Remembering ski icons Kyle Smaine, Jeff Hamilton

Author Mike Akay with Jeff Hamilton. | Mike Akay

Saying goodbye to friends is hard, especially when they’ve become part of the tight-knit ski community. There have been so many recent ski community tragedies, it’s mind numbing.

I lost two friends in two weeks, guys that I competed against in ski events and who ultimately became my friends. They were both giants in skiing and in real life; their presence and accomplishments were admired worldwide. Kyle Smaine, 31, died in an avalanche in Japan on Jan. 29; two weeks before that we lost Jeff Hamilton, 56, to cancer.

Kyle Smaine
This is what I wrote and felt about Kyle in a 2010 piece when he had yet to finish his senior year in high school:

“The future of skiing comes from South Lake Tahoe and is presented to us in the human form known as Kyle Smaine. Remember this 18-year-old’s name as this Heavenly Mountain rider is the skier of the year. His race and freeride results for this year alone are unparalleled in the history of winter sports. Kyle took second in Daron Rahlves’ Silver Belt Banzai at Sugar Bowl, first place at the Buckle Up Big Air at Sierra-at-Tahoe, fifth in a Nor-Am Skiercross, 11th in Heavenly’s Far West Slalom Championship, sixth at the U.S. Freestyle National Championships in halfpipe, two firsts and a second in three separate rail jam events and was winner of the High Five’s Trains Slopestyle at Sugar Bowl.

“Luckily for me, I was in the start gate riding with him at three of those events and got to see firsthand his power and ease. Kyle is an amazing competitor, always smiling and charging, a real inspiration to all who hang with him. … The future of skiing is in good hands, thanks to those guys and their massive crew.”

It’s hard now to believe I was hanging with those guys 13 years ago. It doesn’t seem that long, but during that time Kyle matured into a fine man. Part of that crew I referenced includes David Wise, Walter Wood, Davis Souza and Kyle’s best friend and constant ski companion, photographer Brian Walker. In the last 12 years, Kyle went on to achieve many more trophies, trips, photo shoots, a college degree and an ultimate career gold medal halfpipe win in Austria at the 2015 FIS World Championships. These talents enabled him to live a life he truly loved, a life on skis.

My heart goes out to his family and his wife Jenna.

Jeff Hamilton
Olympic champion, friend, fellow competitor and Truckee local Jeff Hamilton died after a lengthy battle with cancer. During his last days, he balanced survival and family in a most heroic and inspirational way, emblematic of how he lived his life. Back in 1991, Jeff ultimately beat me at Silverton, Colo., during the North American Speed Skiing Championships and Olympic qualifier to make the U.S. Ski Team and I felt I couldn’t have lost out to a nicer guy. He made the U.S. Ski Team and then went on to win a bronze medal in the Olympics when it became a demonstration sport in 1992.
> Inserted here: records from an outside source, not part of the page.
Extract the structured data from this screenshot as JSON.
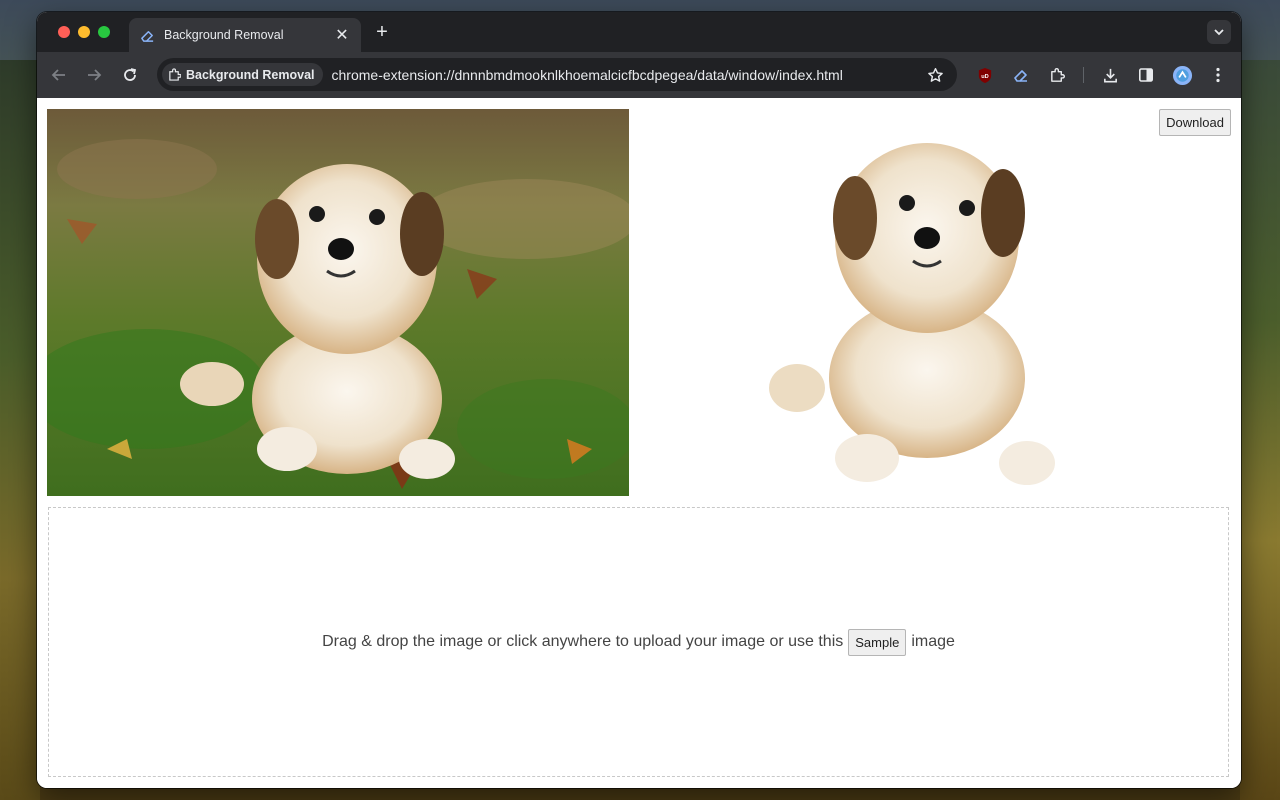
{
  "tab": {
    "title": "Background Removal"
  },
  "address_bar": {
    "chip_label": "Background Removal",
    "url": "chrome-extension://dnnnbmdmooknlkhoemalcicfbcdpegea/data/window/index.html"
  },
  "toolbar": {
    "extensions": [
      "ublock-origin-icon",
      "eraser-extension-icon",
      "puzzle-piece-icon"
    ],
    "download_icon": "download-icon",
    "side_panel_icon": "side-panel-icon",
    "profile_icon": "profile-avatar-icon",
    "menu_icon": "kebab-menu-icon"
  },
  "main": {
    "download_label": "Download",
    "drop_text_before": "Drag & drop the image or click anywhere to upload your image or use this",
    "sample_label": "Sample",
    "drop_text_after": "image"
  },
  "colors": {
    "browser_frame": "#202124",
    "toolbar": "#35363a",
    "accent_blue": "#8ab4f8"
  }
}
After the Olympics, he further cemented his legacy to the sport by becoming the world-record holder in speed skiing and the first human to break the 150-mph threshold and simultaneously breaking theretofore unknown barriers in science and sport. His coach at Auburn Ski Club said he was always a great glider. A glider can do well in speed events, carrying his or her speed across the flatter portions of a course. He carried that skill to the world stage and made America and the world proud. He was not just a great glider, but a great guy.

Jeff gave and gave to everyone: to his kids, his friends, the Auburn Ski Club, his business and his cherished wife, Carolyn. She returned that love in one way with a most eloquent and heartfelt eulogy published in Moonshine Ink so everyone could enjoy this hero’s last days. She did his life justice and I hope we can continue to give all these fallen skiers the justice they deserve, whether in our hearts or in the annals of sport history.